The premier hopes that finalizing the savings will put him in a stronger negotiating position with his eurozone counterparts ahead of the crucial decisions that have to be taken next month. Extending the deadline for Greece’s fiscal adjustment from the end of 2014 to 2016 is expected to top Samaras’s agenda.
Merkel and Samaras are expected to discuss the economic and fiscal situation in Greece and the progress the country has made with its reforms, German government spokesman Steffen Seibert said on Wednesday
"The chancellor will of course first listen to what Mr Samaras has to say about the situation in Greece and about the implementation of its programme,” Seibert said.
“For her, as for the rest of the German government, the agreed memorandum of understanding which sets out what the Greeks must achieve and which remains valid for us, forms the basis for working together with or helping Greece."
"For all governments, not just the German government, the troika report will be the basis on which we decide how to proceed,» Siebert said.

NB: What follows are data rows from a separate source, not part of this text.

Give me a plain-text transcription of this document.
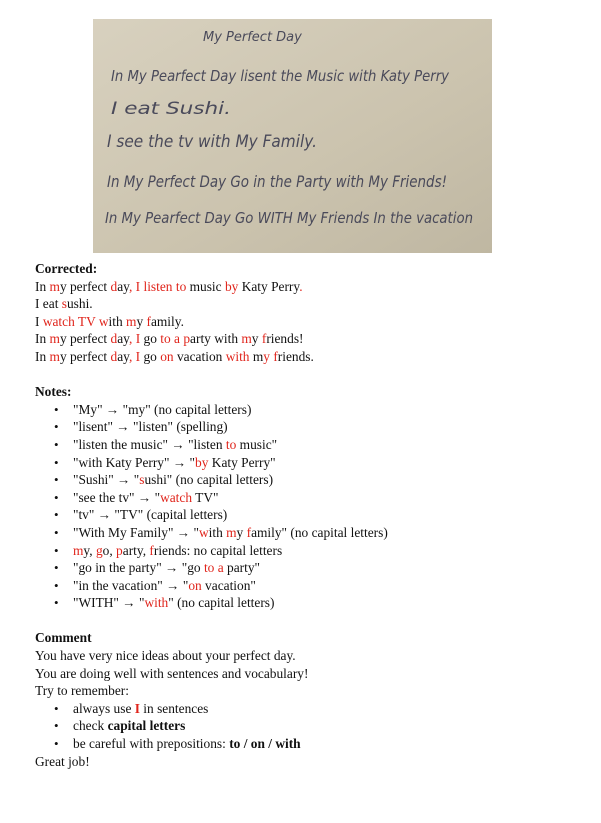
My Perfect Day
In My Pearfect Day lisent the Music with Katy Perry
I eat Sushi.
I see the tv with My Family.
In My Perfect Day Go in the Party with My Friends!
In My Pearfect Day Go WITH My Friends In the vacation
Corrected:
In my perfect day, I listen to music by Katy Perry.
I eat sushi.
I watch TV with my family.
In my perfect day, I go to a party with my friends!
In my perfect day, I go on vacation with my friends.
Notes:
• "My" → "my" (no capital letters)
• "lisent" → "listen" (spelling)
• "listen the music" → "listen to music"
• "with Katy Perry" → "by Katy Perry"
• "Sushi" → "sushi" (no capital letters)
• "see the tv" → "watch TV"
• "tv" → "TV" (capital letters)
• "With My Family" → "with my family" (no capital letters)
• my, go, party, friends: no capital letters
• "go in the party" → "go to a party"
• "in the vacation" → "on vacation"
• "WITH" → "with" (no capital letters)
Comment
You have very nice ideas about your perfect day.
You are doing well with sentences and vocabulary!
Try to remember:
• always use I in sentences
• check capital letters
• be careful with prepositions: to / on / with
Great job!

An extension would mean Greece's bailout package may have to be increased by 20-50 billion euros, according to estimates by some euro zone officials and economists, and there is no appetite in the euro zone to give Greece yet more money.
However, European policymakers are already working on «last chance» options to bring Greece's debts down and keep it in the euro zone, with the ECB and national central banks looking at taking big losses on the value of their bond holdings, euro zone officials have told Reuters.
The latest aim is to reduce Greece's debts by a further 70 billion -100 billion euros, several senior euro zone officials familiar with the discussions told Reuters, cutting its debts to a more manageable 100 percent of annual economic output. Citing a Greek government document, the Financial Times reported on Tuesday that Greece put the price tag of a two-year extension at 20 billion euros.
According to the report, Athens hopes to cover that amount without help from its euro zone partners, tapping an existing IMF loan, short-term debt sales and a possible postponement of debt repayments from the first EU/IMF loan it obtained in 2010.